Eventually he knew the room and the window, and so he was able to steal a casual glance from time to time up at that window. Sometimes the light was off, but most often it was on. He took great pains at times to go by that window, perplexing several onlookers who knew he did not live close by enough to warrant such a bizarre path.

He never actually saw into that window. The shades were always down, the window firmly shut. Sometimes at night he would stand there for a short time, staring up at that window, but never did any soul-eyes look back down at him.

As he looked up, he thought about not much, mainly just stories he knew of windows high above the ground. Stories often have answers to life's problems, he knew.

Once, he thought of Rapunzel and how her letting down he hair had solved the plot, but with this young man, he was the hero, and not her. His hair could not be let down, and it would take someone to open that window to let down hers.
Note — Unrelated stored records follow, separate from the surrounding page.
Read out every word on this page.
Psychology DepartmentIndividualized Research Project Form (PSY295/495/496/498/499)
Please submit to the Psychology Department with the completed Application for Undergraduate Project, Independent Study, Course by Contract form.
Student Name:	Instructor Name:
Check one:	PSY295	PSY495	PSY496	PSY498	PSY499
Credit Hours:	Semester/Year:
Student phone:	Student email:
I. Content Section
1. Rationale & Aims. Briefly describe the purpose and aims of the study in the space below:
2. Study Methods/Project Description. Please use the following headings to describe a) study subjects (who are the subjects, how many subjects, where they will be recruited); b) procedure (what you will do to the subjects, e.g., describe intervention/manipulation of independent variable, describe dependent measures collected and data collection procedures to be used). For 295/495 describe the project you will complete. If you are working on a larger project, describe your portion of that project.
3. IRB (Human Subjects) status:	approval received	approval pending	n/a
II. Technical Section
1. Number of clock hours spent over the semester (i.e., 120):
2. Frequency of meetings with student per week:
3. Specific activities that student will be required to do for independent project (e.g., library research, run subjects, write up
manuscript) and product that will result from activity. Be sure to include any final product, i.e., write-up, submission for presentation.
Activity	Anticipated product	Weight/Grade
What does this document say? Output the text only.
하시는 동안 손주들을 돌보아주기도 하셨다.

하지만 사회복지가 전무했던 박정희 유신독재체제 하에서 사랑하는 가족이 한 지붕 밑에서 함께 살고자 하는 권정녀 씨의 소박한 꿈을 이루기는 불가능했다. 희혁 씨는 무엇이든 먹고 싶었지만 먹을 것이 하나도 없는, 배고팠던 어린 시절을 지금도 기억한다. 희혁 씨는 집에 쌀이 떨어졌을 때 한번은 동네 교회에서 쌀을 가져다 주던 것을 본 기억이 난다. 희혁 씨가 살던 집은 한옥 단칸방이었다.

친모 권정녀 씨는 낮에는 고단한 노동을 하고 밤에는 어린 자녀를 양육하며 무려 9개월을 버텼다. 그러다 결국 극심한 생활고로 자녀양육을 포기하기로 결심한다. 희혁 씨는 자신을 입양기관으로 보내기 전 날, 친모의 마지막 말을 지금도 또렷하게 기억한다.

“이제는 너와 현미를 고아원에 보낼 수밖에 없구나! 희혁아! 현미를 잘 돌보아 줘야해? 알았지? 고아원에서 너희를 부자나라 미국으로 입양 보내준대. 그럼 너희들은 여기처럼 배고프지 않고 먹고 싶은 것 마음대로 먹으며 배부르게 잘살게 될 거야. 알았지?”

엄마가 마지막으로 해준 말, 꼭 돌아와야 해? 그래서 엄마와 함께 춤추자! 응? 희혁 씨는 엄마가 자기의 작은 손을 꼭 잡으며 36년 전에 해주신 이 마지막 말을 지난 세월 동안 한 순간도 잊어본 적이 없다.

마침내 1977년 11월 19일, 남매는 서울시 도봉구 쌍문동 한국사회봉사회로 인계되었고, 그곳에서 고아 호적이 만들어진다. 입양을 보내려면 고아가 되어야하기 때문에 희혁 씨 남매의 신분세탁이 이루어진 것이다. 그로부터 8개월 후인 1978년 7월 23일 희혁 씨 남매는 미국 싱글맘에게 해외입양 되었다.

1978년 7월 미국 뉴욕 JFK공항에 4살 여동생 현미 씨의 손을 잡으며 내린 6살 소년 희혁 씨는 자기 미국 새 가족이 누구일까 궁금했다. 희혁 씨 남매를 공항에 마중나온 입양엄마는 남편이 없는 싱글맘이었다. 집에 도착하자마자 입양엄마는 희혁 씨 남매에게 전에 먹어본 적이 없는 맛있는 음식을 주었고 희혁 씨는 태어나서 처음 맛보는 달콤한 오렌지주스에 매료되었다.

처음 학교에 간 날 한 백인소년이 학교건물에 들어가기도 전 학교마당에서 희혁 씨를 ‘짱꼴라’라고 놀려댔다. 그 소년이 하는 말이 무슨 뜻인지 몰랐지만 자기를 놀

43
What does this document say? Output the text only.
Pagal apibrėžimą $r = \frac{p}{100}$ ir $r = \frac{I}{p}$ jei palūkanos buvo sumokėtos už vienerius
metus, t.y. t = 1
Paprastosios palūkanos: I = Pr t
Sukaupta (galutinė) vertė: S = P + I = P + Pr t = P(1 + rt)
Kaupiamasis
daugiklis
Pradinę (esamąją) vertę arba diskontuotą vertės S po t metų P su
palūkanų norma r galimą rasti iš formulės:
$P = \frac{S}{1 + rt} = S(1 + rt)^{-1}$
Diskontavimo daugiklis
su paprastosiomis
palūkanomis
Other stories were not as helpful. Sometimes he just wanted to quit everything and just stand there for a hundred days, but then he would grow cold and turn in. He was not vigilant enough. No rocks could be found, and even if he did, the thought of accidental vandalism did not weigh well on his conscience.

So, this young man just lived day by day, night by night, walking past that window always looking up. The light was usually on, the shade always down, and never a pair of soul-eyes looking back in return.